Spend to Save Britain: A Common Sense Approach to the 2024 Budget

Chancellor of the Exchequer Rachel Reeves has described the UK economy as being in its worst state since the aftermath of WWII. But the Government’s new fiscal rules mean that its 2024 Autumn Budget has shied away from a Beveridge-style public investment package that made Attlee’s administration from 1945 so successful. The change to the definition of debt has freed up some space for borrowing for investment in infrastructure, though not enough to make up for the harm caused by cuts in the last 15 years. On the other hand, the announced ‘stability rule’ and a 2% productivity, efficiency and savings target mean that an austerity agenda that has clearly failed over the last 15 years will continue for current spending in most government departments.
Instead, we need to invest in Britain to rebuild the nation, and in ‘Spend to Save Britain’ we show that it provides such large returns through productivity multipliers (£2.74 for the economy for every £1 of public funding invested) and savings to the public purse that it makes no economic sense to pursue cuts. To support that initial investment, and in contrast to the Government’s political gymnastics in targeting complex and obscure mechanisms to meet ill-judged manifesto commitments, we also show that straightforward, fair and effective taxation on passive wealth, carbon production, luxury consumption and corporate profit is feasible, affordable and popular In addition to this macro analysis, this report uses complex, cutting-edge microsimulation modelling to show the impacts of these reforms on our everyday experience, providing an overwhelming economic argument for the policies we set out above. We underpin all of this with a set of comprehensive and sustainable economic rules that would secure the nation and the wellbeing of its people.
We further show that this approach is very popular with the public, with an average approval rating of 73/100 nationally, and 60/100 among 2019 Red Wall Conservative voters.
The Government’s stated vision is a decade of national renewal. This report shows how that can be achieved, with an ambitious Common Sense Alternative Budget providing funding for a whole-government programme based on Act Now.

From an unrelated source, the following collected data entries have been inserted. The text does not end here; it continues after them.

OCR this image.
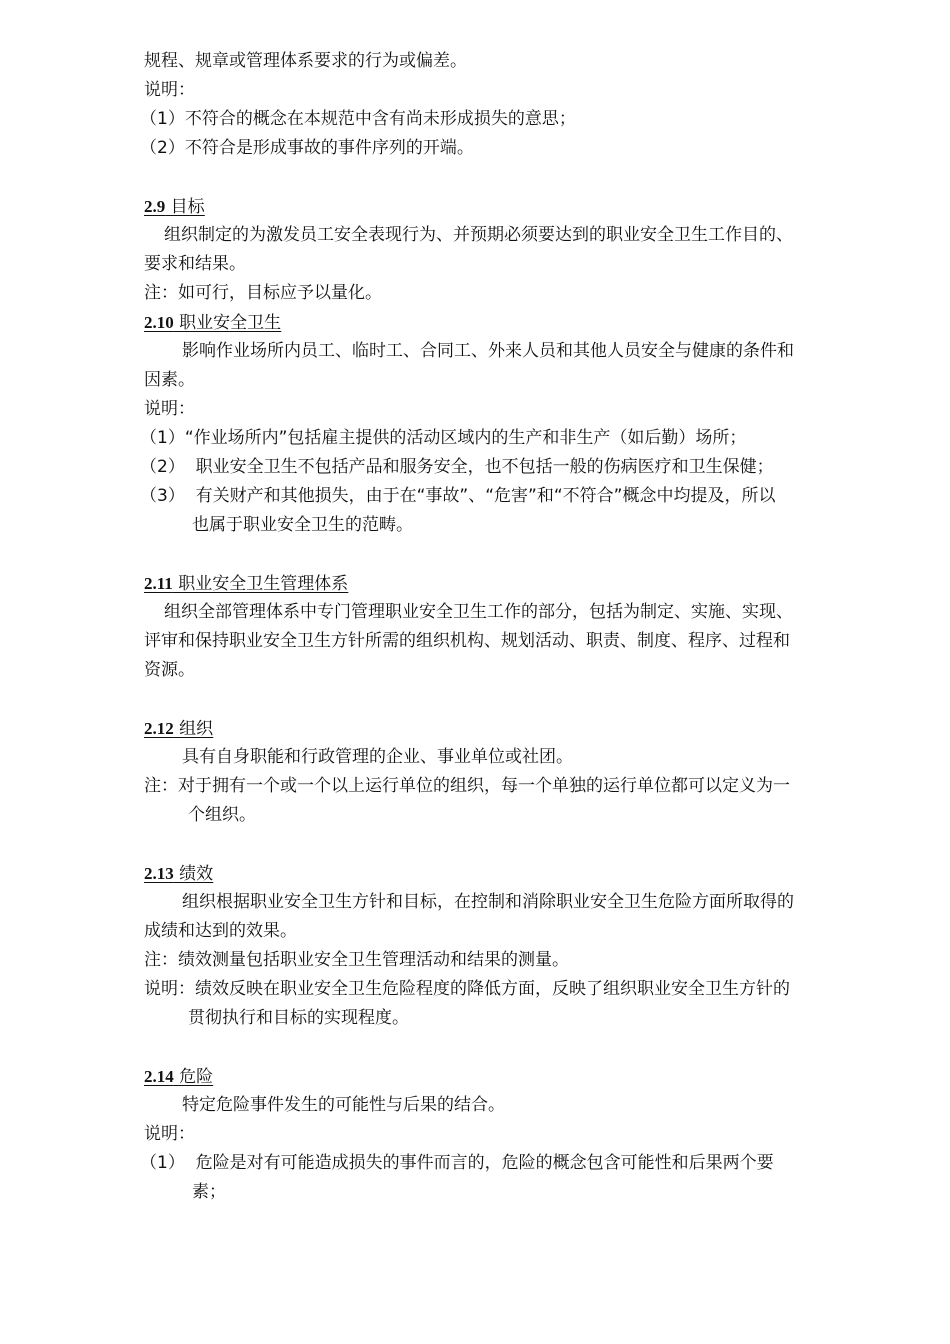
规程、规章或管理体系要求的行为或偏差。
说明：
（1）不符合的概念在本规范中含有尚未形成损失的意思；
（2）不符合是形成事故的事件序列的开端。
2.9 目标
组织制定的为激发员工安全表现行为、并预期必须要达到的职业安全卫生工作目的、
要求和结果。
注：如可行，目标应予以量化。
2.10 职业安全卫生
影响作业场所内员工、临时工、合同工、外来人员和其他人员安全与健康的条件和
因素。
说明：
（1）“作业场所内”包括雇主提供的活动区域内的生产和非生产（如后勤）场所；
（2）  职业安全卫生不包括产品和服务安全，也不包括一般的伤病医疗和卫生保健；
（3）  有关财产和其他损失，由于在“事故”、“危害”和“不符合”概念中均提及，所以
也属于职业安全卫生的范畴。
2.11 职业安全卫生管理体系
组织全部管理体系中专门管理职业安全卫生工作的部分，包括为制定、实施、实现、
评审和保持职业安全卫生方针所需的组织机构、规划活动、职责、制度、程序、过程和
资源。
2.12 组织
具有自身职能和行政管理的企业、事业单位或社团。
注：对于拥有一个或一个以上运行单位的组织，每一个单独的运行单位都可以定义为一
个组织。
2.13 绩效
组织根据职业安全卫生方针和目标，在控制和消除职业安全卫生危险方面所取得的
成绩和达到的效果。
注：绩效测量包括职业安全卫生管理活动和结果的测量。
说明：绩效反映在职业安全卫生危险程度的降低方面，反映了组织职业安全卫生方针的
贯彻执行和目标的实现程度。
2.14 危险
特定危险事件发生的可能性与后果的结合。
说明：
（1）  危险是对有可能造成损失的事件而言的，危险的概念包含可能性和后果两个要
素；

Our Common Sense Economic Rules
- Poverty as well as income and wealth inequality (nationally, within and between nations and regions) must be falling by the third year of the forecast until returned to historic lows through infrastructure and current spending investment as well as fair and efficient taxation.
- Public Sector Net Worth must increase by the fifth year of the forecast.
- Public Sector Net Financial Liabilities must reduce sustainably and predictably by the tenth year of the forecast by insulating the nation from international price spikes and economic crises via:
a) large-scale, public-sector driven investment in secure, low-cost and plentiful renewable energy.
b) re-establishment of local manufacturing capabilities for products essential to national security, including commodities like steel, and medicines, vaccines and personal protective equipment crucial to defending against future pandemics.